To the left and right of the open corridor, patients will wait in several cozy alcoves lined with red oak and featuring recessed lighting.

“There’s more intimacy,” Marlon Blackwell said. “It’s like you’re sitting in a small living room.”

The new clinic has six medical exam rooms on the west side and six slots for dental patients on the east side - twice the number of treatment rooms available at the clinic at the armory.

Some exterior windows were added to the otherwise drab exterior of the building so that the interior project could be LEED (Leadership in Energy and Environmental Design) certified by the U.S. Green Building Council. Parking will increase from seven spaces to 77, though this aspect has more to do with location than design.
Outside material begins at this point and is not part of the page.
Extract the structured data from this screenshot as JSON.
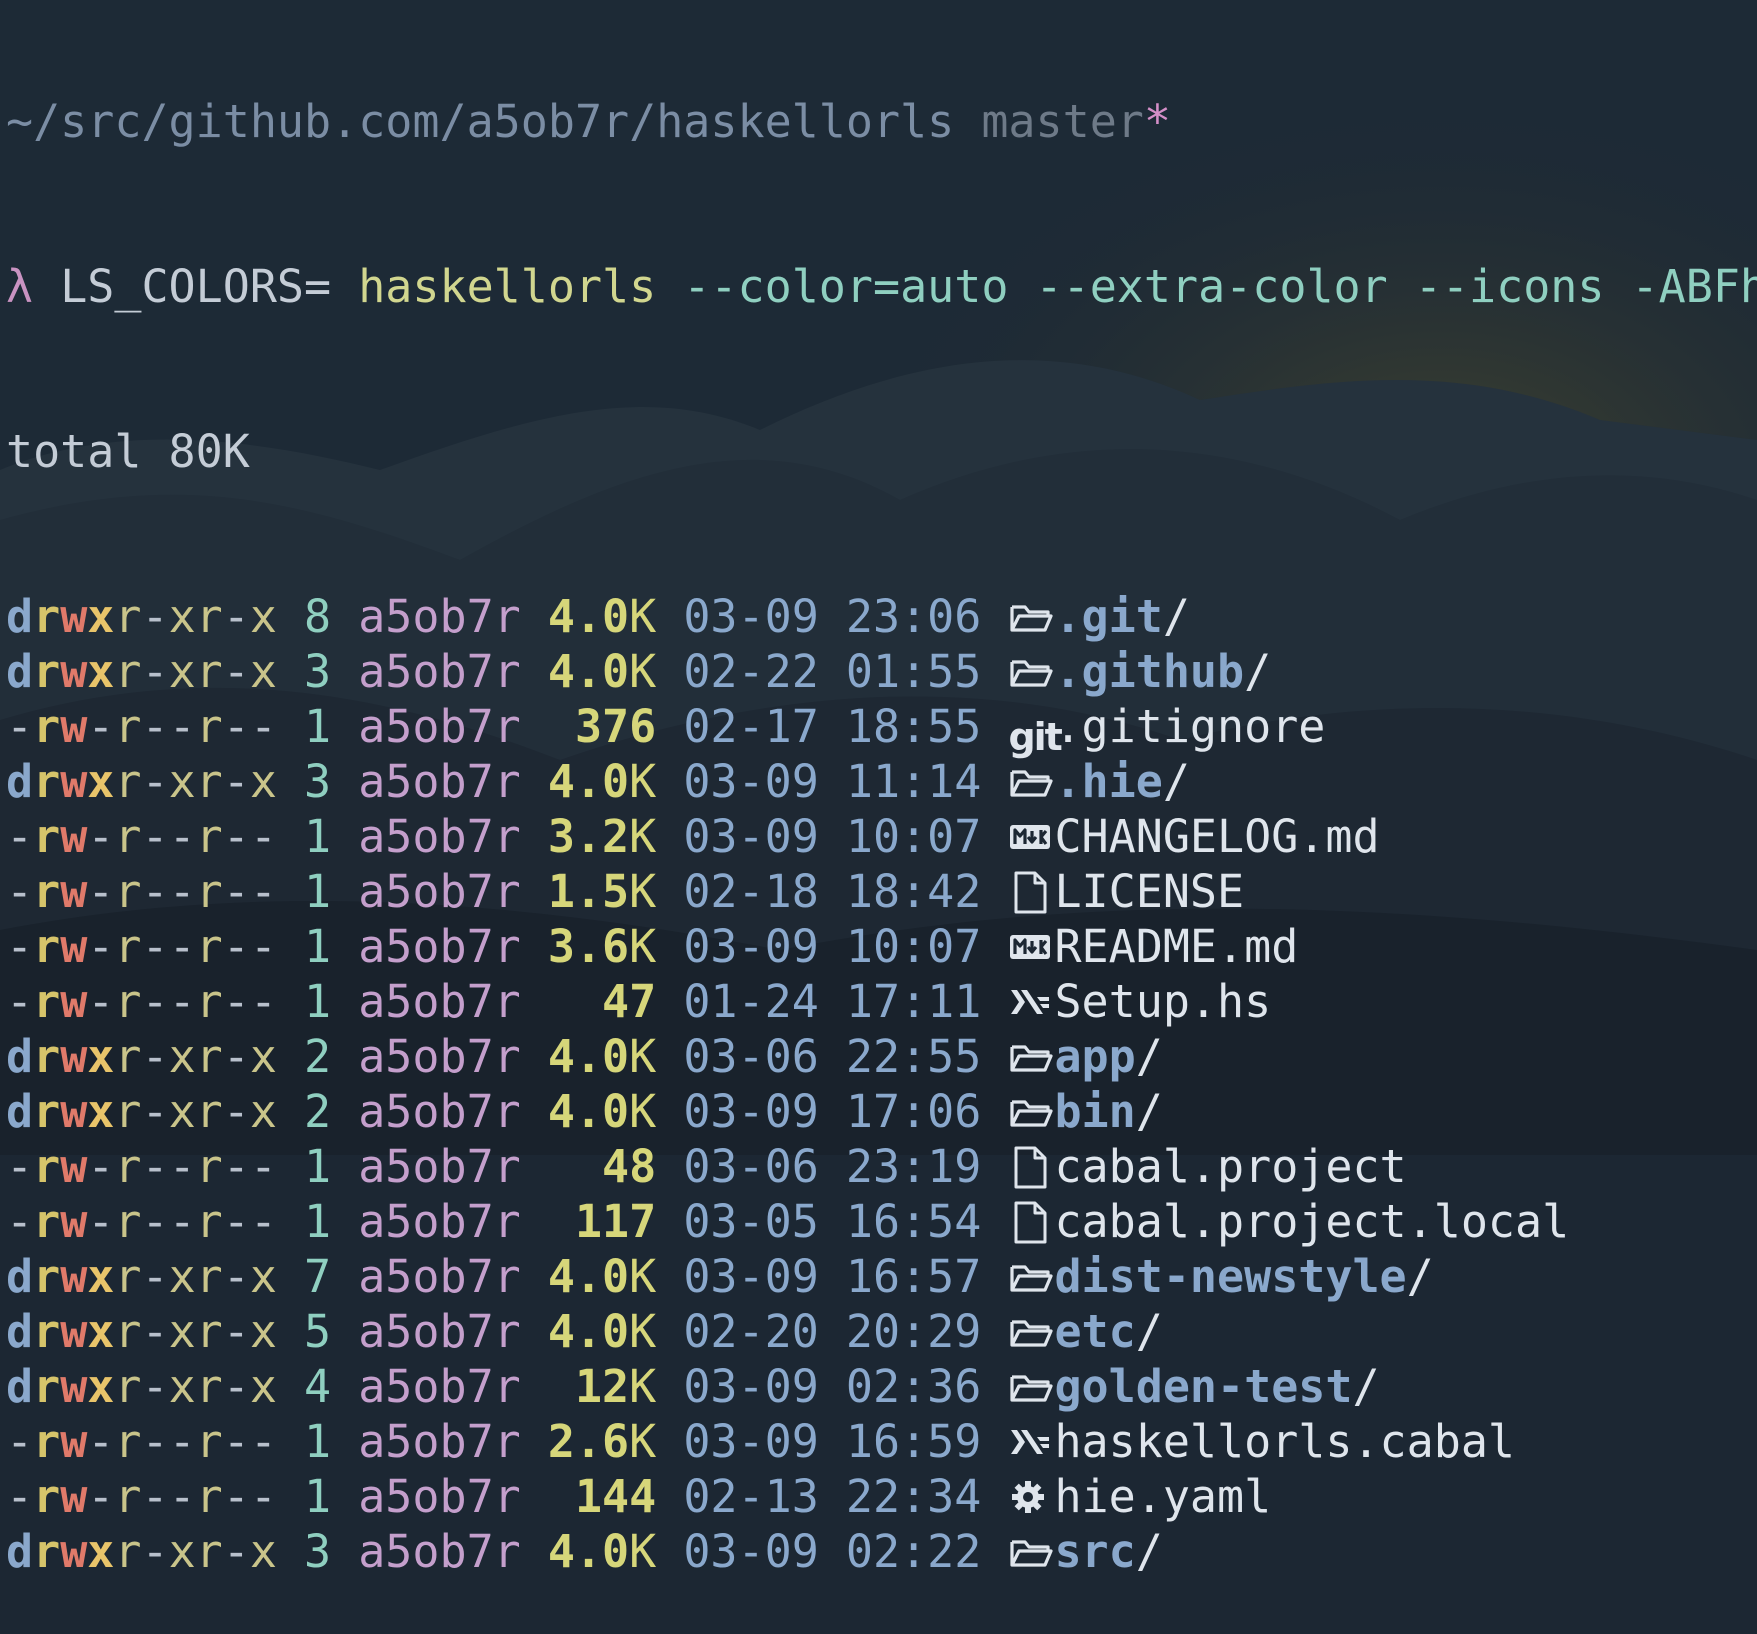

It’s a different kind of project for Marlon Blackwell, who’s best known locally as creator of the Keenan Tower-House off Old Wire Road in Fayetteville, and most recently, his design of the museum store at the Crystal Bridges Museum of American Art in Bentonville. He also serves as distinguished professor and department head at the Fay Jones School of Architecture at the University of Arkansas.

Clinic officials had been eyeing the new site for some time and contacted Blackwell for help pulling the project together. Blackwell said his firm tries to do at least one pro bono project a year. For the free health clinic, he and his team designed the interior space and then developed images, or schematics, of the plans so costs could be estimated and the clinic could seek funding.

“We didn’t try to over design it. We kept it to what they could afford,” he said. Blackwell will receive at least some commission for his work as the project’s hired architect, but he’s clearly not in it for the money.

“We didn’t see this as a bread-and-butter deal,” Blackwell said.

“I think how we treat those who are less fortunate in our society is a big indicator of who we are as a society,” he said.

The demand for the clinic’s services has been rising rapidly over the last decade.In 2000, the clinic had 2,000 patient visits. That number is edging closer to 13,000 annually, Moores said. Just five years ago, the clinic was open just 20 hours a week. The free health center is now open more than 30 hours a week - five days and one night.

“People ask me how we’ve been able to sustain this growth over the years, and my only response is, ‘We’ve been in the community since 1986 and every year that we’ve grown, the community has been there to support us,’” Moores said.

“I have no reason to believe that’s going to change in the future,” he said.